5. Gli uomini della restaurazione.
Nè poteva accadere diversamente: la nazione intera era in decadenza intellettuale e morale, e soprattutto le classi più elevate.
L'aristocrazia, prima del tempo dei Gracchi, veramente non aveva abbondanza d'ingegni e i banchi del senato erano occupati da una spregevole e vile turba patrizia; ma vi sedevano pure Scipione Emiliano, Caio Lelio, Quinto Metello, Publio Crasso, Publio Scevola, e parecchi altri uomini distinti e capaci, e ognuno, a cui non facesse velo la passione, poteva giudicare che il senato, nella sua sragionevolezza, manteneva una certa misura e un certo decoro.
Questa aristocrazia era caduta, poi risorta e infine pesò sopra di essa la maledizione della restaurazione. Se l'aristocrazia aveva prima governato a suo senno, e da più di un secolo senza una seria opposizione, l'avvenuta crisi, come un lampo nell'oscurità della notte, le aveva mostrato la voragine che stava spalancata ai suoi piedi.
Quale meraviglia quindi se d'ora in avanti il governo dell'antico partito patrizio si segnalasse col rancore e, là dove poteva, col terrore? se i reggenti, strettamente uniti in partito si mostrassero ancora più aspri e più violenti contro i governati? se ora la politica dinastica, appunto come nei più difficili tempi del patriziato, si andasse di nuovo estendendo, e per non parlare di cognati e di altri ne siano prova i quattro figli e (probabilmente) i due nipoti di Quinto Metello, i quali, uomini da nulla e in parte screditati per la loro dabbenaggine, pervennero entro quindici anni (631-645 = 123-109) al consolato, e tutti, meno uno, ottennero gli onori del trionfo? Se, quanto più violento e più crudele uno di loro si fosse mostrato contro il partito avversario, tanto maggiormente era da essi festeggiato, e se al vero aristocratico era perdonata ogni malvagità, ogni impudenza? Se solo la mancanza di un diritto delle genti distinguesse nella loro guerra i governanti e i governati da due parti belligeranti?

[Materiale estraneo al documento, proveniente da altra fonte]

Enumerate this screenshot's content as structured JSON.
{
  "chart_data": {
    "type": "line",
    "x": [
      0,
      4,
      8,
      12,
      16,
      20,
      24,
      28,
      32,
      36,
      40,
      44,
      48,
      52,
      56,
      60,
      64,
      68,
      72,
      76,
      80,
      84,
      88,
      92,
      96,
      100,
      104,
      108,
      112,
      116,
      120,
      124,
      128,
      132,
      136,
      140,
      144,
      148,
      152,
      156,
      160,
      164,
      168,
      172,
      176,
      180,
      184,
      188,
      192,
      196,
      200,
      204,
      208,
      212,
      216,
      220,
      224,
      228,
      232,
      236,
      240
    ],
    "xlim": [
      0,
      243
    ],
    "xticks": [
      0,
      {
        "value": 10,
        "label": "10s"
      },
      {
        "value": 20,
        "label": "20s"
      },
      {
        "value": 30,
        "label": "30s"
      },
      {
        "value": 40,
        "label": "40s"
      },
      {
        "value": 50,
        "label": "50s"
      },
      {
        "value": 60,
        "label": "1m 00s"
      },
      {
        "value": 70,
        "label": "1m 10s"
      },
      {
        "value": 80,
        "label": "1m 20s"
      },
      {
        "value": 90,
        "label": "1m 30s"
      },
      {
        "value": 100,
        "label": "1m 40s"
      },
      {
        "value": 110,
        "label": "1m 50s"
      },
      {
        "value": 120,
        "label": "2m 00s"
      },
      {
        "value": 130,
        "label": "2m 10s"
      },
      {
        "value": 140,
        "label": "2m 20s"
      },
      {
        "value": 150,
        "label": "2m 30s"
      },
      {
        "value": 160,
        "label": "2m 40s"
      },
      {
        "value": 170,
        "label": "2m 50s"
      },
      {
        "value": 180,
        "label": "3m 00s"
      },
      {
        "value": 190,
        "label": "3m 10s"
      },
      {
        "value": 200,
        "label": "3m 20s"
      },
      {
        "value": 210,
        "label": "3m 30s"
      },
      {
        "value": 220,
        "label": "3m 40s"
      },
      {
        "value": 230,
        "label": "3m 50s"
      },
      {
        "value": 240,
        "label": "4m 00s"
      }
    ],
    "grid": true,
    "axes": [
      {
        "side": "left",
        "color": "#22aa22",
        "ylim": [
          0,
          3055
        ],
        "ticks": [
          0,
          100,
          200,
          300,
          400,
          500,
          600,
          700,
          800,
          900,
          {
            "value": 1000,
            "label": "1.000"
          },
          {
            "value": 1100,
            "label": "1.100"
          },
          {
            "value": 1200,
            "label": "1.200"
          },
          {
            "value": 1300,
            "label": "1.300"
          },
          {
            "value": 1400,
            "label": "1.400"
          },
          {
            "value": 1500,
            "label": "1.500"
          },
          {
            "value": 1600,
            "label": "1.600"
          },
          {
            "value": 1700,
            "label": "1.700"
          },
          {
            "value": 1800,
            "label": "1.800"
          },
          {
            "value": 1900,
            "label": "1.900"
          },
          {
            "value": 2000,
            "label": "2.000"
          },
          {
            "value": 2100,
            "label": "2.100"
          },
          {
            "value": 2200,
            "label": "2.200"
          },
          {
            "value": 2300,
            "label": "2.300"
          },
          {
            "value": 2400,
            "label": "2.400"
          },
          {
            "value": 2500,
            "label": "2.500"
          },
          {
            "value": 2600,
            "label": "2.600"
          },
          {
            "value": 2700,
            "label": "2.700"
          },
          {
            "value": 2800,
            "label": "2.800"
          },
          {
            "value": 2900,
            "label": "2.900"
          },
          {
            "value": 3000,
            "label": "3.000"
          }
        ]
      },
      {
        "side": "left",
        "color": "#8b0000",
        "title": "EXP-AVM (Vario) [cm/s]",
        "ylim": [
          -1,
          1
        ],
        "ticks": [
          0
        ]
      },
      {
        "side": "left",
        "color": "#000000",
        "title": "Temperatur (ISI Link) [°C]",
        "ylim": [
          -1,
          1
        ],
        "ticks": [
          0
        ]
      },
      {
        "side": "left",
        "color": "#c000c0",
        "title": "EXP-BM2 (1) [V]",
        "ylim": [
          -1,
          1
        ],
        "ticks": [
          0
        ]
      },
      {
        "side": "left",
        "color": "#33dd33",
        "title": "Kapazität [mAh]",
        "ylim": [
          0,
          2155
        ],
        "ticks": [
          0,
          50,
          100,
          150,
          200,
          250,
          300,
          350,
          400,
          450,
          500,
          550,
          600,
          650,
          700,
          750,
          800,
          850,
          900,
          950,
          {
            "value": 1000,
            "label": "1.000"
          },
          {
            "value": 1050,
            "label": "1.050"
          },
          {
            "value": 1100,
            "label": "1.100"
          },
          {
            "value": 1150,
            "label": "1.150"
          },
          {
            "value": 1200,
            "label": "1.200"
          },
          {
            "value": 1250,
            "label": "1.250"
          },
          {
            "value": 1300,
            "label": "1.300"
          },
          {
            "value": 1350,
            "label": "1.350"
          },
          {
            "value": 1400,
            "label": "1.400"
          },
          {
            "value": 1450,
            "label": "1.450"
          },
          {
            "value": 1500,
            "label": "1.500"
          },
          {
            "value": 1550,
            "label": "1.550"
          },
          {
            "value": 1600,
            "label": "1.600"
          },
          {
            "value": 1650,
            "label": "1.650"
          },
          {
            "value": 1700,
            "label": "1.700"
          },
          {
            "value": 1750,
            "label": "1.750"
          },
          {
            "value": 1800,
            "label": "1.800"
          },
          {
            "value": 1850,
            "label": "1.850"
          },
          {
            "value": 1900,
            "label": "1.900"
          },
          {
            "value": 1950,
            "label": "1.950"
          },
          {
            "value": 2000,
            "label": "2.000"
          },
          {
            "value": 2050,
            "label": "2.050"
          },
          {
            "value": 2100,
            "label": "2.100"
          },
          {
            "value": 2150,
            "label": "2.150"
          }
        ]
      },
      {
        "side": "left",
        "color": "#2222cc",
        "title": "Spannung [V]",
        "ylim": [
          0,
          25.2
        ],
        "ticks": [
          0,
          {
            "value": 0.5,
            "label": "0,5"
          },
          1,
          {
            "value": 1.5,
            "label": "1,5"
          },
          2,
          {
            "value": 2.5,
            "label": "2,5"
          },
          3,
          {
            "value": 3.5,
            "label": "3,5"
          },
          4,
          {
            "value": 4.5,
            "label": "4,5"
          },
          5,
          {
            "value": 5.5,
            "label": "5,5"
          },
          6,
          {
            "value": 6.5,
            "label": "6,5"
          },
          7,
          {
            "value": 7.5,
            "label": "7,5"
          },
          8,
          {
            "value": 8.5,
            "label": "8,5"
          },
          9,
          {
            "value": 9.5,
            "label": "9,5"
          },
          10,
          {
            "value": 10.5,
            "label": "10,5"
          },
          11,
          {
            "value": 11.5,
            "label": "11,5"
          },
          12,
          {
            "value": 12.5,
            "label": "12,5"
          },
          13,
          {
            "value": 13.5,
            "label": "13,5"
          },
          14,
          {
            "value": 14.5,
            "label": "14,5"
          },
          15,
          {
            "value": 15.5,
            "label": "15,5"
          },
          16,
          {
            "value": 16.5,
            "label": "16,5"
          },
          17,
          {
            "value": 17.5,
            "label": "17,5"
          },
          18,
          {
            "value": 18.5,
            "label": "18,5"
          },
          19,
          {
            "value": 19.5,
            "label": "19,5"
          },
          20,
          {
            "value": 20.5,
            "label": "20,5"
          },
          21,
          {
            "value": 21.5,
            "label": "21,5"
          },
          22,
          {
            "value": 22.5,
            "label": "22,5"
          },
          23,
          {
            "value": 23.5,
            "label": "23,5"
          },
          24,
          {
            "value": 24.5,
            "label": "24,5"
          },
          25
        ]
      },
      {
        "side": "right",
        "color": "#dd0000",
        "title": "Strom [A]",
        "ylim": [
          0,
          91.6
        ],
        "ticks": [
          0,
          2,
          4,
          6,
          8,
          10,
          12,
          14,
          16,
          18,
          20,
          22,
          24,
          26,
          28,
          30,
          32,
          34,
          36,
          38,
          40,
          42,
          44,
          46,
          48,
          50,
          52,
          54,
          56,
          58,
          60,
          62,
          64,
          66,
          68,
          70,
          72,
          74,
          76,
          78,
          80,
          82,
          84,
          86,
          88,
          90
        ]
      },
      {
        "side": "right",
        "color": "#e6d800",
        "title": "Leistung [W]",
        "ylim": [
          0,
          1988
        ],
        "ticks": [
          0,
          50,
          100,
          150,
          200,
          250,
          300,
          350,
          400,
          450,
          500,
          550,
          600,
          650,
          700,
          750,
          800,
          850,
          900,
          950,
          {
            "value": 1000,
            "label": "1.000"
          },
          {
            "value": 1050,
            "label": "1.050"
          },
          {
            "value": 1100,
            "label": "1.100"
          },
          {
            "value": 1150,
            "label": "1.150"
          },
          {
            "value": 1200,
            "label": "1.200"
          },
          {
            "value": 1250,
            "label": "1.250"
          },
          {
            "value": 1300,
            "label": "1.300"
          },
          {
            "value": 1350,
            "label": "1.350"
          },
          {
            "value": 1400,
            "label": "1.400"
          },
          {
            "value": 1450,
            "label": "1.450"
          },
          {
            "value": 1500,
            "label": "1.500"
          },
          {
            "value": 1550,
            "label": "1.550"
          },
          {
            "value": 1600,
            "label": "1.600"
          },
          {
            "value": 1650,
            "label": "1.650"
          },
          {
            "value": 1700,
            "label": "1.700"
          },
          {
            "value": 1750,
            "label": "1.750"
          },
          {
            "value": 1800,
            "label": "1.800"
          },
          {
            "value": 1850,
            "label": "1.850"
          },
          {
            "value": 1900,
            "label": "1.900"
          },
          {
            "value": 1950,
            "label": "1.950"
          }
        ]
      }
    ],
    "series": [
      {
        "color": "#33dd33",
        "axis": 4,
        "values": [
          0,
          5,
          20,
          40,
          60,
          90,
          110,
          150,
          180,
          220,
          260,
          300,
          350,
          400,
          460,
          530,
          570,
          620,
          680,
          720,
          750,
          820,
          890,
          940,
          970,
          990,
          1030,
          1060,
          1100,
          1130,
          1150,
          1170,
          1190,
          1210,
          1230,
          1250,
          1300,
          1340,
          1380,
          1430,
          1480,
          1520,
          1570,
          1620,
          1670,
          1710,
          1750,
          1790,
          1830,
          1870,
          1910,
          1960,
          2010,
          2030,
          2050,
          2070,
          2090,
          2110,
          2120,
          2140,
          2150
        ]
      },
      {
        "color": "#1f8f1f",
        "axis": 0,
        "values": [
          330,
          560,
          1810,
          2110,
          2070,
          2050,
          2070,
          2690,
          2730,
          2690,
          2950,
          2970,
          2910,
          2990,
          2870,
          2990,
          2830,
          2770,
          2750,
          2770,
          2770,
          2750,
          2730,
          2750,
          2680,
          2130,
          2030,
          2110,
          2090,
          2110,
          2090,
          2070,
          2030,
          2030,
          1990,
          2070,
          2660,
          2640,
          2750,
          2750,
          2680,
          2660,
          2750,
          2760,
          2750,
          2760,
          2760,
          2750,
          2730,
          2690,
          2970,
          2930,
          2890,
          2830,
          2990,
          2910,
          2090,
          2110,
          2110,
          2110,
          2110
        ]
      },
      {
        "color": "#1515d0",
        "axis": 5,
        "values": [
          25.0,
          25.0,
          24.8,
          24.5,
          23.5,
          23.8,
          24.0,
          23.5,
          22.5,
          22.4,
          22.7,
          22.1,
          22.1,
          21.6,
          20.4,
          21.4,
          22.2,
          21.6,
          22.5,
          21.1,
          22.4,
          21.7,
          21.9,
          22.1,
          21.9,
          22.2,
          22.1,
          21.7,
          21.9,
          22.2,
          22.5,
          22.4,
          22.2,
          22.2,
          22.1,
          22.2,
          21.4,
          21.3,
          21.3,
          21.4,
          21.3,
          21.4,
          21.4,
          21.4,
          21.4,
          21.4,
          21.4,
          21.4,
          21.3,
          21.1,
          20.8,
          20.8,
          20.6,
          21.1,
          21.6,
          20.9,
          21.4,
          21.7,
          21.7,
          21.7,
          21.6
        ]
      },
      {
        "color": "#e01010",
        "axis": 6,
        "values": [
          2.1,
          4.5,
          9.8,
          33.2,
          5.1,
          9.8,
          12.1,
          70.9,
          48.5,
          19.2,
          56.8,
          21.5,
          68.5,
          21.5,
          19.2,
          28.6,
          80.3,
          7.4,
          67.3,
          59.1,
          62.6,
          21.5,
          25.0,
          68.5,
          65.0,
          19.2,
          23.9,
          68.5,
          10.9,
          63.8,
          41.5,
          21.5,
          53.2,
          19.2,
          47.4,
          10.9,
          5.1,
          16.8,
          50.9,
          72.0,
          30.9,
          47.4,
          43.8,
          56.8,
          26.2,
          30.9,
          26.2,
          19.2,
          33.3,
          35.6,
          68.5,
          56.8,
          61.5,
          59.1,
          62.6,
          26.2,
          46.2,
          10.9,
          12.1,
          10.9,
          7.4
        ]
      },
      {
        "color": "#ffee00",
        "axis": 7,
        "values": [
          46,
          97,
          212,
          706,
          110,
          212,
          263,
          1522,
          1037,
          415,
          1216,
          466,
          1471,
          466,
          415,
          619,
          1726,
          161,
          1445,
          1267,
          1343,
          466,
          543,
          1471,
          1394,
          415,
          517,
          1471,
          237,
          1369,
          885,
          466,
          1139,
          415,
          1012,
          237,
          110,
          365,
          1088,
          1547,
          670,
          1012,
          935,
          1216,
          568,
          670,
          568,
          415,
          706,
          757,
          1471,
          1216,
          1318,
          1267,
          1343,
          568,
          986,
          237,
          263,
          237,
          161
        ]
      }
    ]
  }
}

Era purtroppo evidente che se l'antica aristocrazia percuoteva il popolo colle verghe, quella della restaurazione lo fustigava cogli «scorpioni». Essa ritornò; ma non più prudente, fatta migliore.
Giammai sino ad ora l'aristocrazia romana aveva così completamente difettato di capacità politiche e militari come in questa epoca di restaurazione fra la rivoluzione di Gracco e quella di Cinna.
A questo proposito va segnalato il corifeo del partito senatoriale di questo tempo, Marco Emilio Scauro.
Figlio di nobilissimi, ma poveri parenti, obbligato quindi a mettere a profitto i suoi non comuni talenti, egli fu eletto console (639 = 115) e censore (645 = 109) e fu per molti anni presidente del senato e l'oracolo politico degli aristocratici; egli eternò il suo nome non solo come oratore e scrittore, ma anche come promotore di parecchie grandiose opere pubbliche eseguite in questo secolo.
Ma se si esaminano le cose più da vicino, come duce, i suoi fasti tanto celebrati si riducono a pochi trionfi di nessun conto ottenuti nei villaggi delle Alpi, e come uomo politico, le poche vittorie da lui riportate sullo spirito rivoluzionario di questo tempo colle leggi sulla votazione e contro il lusso, valgono presso a poco come i suoi trionfi; il suo vero talento consisteva nell'essere facilmente accessibile e corruttibile, come qualunque altro onesto senatore; ma per una certa scaltrezza, si avvedeva del momento in cui la cosa volgeva al serio, e colla nobile e maestosa sua presenza dinanzi al pubblico sapeva mascherarsi da Fabrizio.
Quanto a milizia si trovavano veramente alcune onorevoli eccezioni di valenti ufficiali tra l'alta aristocrazia; ma generalmente i nobili, mettendosi alla testa degli eserciti, si affrettavano a scorrere i manuali di guerra greci e gli annali romani, per apprendere quanto occorreva per tenere un discorso militare, e, appena entrati in campagna, nel miglior caso cedevano il comando effettivo a un ufficiale di umili natali e di provata modestia. Infatti, se un paio di secoli addietro il senato rendeva immagine di un'assemblea di re, questi loro successori non rappresentavano male la parte di principi. Ma pari alla inettitudine di questi nobili della restaurazione era la loro abiezione politica e morale.
Se le condizioni religiose, sulle quali ritorneremo, non offrissero un quadro fedele della dissolutezza di questo tempo, e non si ravvisasse pure nella storia estera di questo tempo la grande malvagità dei nobili romani, essi sarebbero caratterizzati abbastanza dagli orrendi delitti che l'un dopo l'altro si commettevano nelle più elevate sfere romane.